The immune system incorporates mechanisms that enable lymphocytes to learn the structures of specific foreign proteins; essentially, the immune system evolves and reproduces lymphocytes that have high affinities for specific pathogens.
How does the immune system learn to recognize specific pathogens?
Figure . Activated B-cells produce antibodies and mutated
clones, which are subject to selection via pathogen affinities.

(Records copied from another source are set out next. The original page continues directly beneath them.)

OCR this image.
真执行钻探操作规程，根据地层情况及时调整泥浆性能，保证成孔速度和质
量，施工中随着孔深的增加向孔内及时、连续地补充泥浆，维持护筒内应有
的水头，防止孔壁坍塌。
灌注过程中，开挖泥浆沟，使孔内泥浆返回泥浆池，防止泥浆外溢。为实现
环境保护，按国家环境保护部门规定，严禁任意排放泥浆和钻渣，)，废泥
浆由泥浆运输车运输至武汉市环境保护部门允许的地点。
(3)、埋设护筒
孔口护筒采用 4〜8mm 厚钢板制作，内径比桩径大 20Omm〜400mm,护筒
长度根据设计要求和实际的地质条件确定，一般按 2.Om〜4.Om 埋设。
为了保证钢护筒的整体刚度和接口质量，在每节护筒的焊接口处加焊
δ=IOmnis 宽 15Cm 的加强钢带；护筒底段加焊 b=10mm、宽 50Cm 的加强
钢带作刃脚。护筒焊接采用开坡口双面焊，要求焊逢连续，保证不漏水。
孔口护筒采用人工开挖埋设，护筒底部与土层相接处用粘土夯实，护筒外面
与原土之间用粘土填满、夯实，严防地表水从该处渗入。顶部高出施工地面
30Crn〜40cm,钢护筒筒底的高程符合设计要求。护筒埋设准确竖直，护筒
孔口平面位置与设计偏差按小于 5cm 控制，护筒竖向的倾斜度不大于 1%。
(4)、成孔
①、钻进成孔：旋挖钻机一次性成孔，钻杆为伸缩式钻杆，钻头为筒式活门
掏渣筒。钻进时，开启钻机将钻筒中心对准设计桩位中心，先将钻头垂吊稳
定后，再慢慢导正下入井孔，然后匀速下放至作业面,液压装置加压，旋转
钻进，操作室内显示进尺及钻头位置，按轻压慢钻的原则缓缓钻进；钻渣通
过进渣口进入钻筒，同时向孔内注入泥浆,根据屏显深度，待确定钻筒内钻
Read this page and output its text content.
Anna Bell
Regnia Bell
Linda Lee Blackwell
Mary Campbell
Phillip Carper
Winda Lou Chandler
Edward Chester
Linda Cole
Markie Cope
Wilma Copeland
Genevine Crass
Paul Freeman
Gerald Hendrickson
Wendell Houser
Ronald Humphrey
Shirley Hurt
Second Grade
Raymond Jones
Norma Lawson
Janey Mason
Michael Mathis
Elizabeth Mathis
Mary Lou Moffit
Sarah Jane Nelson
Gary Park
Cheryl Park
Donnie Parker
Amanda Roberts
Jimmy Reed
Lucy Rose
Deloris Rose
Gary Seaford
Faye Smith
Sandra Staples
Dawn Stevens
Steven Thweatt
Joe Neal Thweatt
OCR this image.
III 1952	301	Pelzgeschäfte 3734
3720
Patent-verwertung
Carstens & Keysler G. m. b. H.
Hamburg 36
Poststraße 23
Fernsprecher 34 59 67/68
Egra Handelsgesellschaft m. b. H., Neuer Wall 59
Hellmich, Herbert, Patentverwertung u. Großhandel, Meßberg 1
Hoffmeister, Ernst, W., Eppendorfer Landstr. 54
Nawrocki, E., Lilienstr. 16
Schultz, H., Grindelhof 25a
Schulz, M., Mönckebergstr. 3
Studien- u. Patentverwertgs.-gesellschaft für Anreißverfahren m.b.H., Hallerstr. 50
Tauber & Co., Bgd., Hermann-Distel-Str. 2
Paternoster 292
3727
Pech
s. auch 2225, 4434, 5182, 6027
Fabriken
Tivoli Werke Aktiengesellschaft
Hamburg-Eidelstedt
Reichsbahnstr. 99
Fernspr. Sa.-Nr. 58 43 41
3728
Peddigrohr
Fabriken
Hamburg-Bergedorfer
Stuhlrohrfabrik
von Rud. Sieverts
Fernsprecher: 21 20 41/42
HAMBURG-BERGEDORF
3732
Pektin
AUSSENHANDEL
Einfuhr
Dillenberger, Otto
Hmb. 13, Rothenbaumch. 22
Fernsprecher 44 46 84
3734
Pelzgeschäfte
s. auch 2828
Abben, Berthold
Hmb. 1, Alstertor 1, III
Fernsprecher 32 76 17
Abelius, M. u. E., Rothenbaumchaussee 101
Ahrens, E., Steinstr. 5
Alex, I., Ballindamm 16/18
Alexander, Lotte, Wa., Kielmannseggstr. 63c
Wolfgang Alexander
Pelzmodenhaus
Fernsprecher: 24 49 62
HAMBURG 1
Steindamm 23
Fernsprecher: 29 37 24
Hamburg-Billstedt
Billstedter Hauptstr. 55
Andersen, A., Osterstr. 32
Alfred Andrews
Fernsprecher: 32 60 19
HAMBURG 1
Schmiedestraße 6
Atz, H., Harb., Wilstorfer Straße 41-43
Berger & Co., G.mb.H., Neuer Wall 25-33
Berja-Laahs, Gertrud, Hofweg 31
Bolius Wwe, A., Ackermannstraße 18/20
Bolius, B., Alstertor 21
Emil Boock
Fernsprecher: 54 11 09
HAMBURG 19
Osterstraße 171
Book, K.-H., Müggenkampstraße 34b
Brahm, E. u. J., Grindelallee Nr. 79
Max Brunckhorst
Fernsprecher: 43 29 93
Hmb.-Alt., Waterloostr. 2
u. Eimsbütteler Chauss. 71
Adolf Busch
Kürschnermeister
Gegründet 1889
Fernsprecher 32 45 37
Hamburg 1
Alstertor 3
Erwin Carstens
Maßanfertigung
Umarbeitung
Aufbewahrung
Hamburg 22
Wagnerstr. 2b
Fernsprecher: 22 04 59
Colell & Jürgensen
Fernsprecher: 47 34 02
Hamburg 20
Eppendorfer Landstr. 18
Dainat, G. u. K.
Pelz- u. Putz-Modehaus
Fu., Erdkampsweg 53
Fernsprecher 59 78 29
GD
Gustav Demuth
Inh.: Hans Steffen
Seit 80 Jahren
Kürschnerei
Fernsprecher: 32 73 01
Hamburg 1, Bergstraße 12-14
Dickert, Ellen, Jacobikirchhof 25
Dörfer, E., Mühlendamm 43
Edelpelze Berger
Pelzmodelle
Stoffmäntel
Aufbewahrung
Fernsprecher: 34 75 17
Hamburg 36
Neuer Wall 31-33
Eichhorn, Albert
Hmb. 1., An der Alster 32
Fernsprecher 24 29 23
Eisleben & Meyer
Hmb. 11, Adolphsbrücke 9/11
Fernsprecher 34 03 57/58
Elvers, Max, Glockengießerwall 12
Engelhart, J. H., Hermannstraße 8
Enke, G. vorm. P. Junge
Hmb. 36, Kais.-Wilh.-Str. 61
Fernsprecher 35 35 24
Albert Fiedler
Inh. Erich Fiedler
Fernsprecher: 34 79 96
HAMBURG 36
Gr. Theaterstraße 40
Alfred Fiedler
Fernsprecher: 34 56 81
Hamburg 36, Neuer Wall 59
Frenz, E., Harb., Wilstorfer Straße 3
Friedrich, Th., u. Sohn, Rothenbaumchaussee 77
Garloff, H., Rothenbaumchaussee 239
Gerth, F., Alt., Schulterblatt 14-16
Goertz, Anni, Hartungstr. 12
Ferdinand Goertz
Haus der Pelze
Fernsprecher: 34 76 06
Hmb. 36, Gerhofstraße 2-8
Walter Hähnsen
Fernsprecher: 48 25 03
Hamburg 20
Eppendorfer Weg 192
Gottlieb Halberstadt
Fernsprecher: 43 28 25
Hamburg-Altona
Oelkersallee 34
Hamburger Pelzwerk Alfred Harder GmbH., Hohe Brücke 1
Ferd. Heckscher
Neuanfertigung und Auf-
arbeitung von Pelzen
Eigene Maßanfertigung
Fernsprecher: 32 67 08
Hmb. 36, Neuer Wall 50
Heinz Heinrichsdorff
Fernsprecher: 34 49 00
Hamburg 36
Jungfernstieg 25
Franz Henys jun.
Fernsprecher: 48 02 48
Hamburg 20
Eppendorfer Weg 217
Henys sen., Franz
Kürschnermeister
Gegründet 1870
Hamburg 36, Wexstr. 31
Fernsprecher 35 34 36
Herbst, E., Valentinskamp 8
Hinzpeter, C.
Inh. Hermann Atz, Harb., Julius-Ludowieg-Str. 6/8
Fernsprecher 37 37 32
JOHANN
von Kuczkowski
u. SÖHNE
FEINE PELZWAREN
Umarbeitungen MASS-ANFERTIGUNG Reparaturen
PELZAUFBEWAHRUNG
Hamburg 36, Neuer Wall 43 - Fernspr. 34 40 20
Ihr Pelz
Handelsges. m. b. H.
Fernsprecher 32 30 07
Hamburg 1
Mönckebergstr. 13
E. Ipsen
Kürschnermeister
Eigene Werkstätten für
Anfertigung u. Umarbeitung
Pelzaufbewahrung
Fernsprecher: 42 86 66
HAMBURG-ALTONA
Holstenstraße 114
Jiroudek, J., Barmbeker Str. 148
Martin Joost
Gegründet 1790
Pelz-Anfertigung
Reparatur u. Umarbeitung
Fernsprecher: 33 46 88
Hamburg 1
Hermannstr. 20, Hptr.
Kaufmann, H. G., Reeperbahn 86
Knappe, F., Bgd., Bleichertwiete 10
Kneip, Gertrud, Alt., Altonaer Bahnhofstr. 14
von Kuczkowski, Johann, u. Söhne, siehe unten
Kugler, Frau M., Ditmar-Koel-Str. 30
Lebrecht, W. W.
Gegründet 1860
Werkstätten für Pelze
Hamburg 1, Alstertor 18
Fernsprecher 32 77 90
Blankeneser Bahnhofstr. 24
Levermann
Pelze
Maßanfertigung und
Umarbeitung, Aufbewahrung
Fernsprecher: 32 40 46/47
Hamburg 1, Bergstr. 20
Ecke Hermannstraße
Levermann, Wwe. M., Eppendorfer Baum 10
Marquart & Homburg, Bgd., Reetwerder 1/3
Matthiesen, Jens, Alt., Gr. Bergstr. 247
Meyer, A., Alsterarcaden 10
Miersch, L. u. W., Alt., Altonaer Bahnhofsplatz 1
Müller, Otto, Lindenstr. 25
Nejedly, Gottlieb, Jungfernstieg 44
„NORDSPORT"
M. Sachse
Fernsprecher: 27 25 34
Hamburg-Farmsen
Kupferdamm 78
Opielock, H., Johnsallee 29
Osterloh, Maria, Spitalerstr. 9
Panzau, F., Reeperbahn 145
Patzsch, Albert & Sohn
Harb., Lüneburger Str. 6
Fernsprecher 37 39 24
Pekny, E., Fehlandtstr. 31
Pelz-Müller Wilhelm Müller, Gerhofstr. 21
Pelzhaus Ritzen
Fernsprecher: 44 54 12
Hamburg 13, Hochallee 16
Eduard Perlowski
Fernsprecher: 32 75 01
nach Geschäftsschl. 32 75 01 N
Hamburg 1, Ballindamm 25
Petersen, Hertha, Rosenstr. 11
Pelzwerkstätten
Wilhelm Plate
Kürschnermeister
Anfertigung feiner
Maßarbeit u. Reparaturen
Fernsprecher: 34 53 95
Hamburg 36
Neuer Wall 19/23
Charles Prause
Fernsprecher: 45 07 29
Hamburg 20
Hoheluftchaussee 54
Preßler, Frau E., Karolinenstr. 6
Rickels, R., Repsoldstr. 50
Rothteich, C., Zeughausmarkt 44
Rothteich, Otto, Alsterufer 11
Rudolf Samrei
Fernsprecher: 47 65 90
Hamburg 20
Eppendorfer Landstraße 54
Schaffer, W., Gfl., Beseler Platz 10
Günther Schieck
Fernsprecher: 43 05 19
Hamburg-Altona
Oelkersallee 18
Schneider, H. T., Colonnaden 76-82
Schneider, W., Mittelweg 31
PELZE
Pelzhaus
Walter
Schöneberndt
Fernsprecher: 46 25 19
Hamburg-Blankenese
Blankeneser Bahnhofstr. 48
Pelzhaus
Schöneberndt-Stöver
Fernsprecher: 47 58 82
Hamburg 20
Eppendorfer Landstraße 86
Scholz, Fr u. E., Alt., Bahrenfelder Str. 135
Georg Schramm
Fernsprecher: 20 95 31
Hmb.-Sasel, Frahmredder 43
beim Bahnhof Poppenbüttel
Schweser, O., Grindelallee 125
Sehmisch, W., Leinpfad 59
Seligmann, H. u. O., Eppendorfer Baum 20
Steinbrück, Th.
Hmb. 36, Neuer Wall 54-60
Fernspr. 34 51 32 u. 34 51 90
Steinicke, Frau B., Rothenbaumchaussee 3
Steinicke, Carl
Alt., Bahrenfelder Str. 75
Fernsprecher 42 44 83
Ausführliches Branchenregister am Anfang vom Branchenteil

Through a process called affinity maturation, which is essentially a Darwinian process of variation and selection (see figure ). Affinity maturation involves a subset of lymphocytes, called B-cells because they mature in the bone marrow. When a B-cell is activated (its affinity threshold is exceeded), by binding to pathogens, it does two things. Firstly, it secretes a soluble form of its receptors, called antibodies, which bind to pathogens and inactivate them, or identify them to phagocytes and other innate system defenses, which allows the innate system to eliminate them. Secondly, the B-cell clones itself, but the copies producted by this cloning are not perfect. Cloning is subject to very high mutation rates, called somatic hypermutation, which can result in daughter cells that have somewhat different receptors from the parent. These new B-cells will also have the opportunity to bind to pathogens, and if they have a high affinity for the pathogens, they in turn will be activated and cloned. The higher the affinity of a B-cell for pathogens present, the more likely it is that the B-cell will clone; B-cells end up competing for available pathogens, with the highest affinity B-cells being the "fittest" and hence replicating the most. Thus the variation is provided by hypermutation, and the selection is provided by competition for pathogens.
Figure . Affinity maturation is a
Darwinian process of variation and selection.
As a population of B-cells undergoes affinity maturation, it evolves B-cells with higher pathogen affinity, i.e. B-cells that are more efficient at detecting and capturing the pathogens (see figure ). This is essential when fighting off a replicating pathogen: we can view this as an arms race between B-cell reproduction and pathogen replication.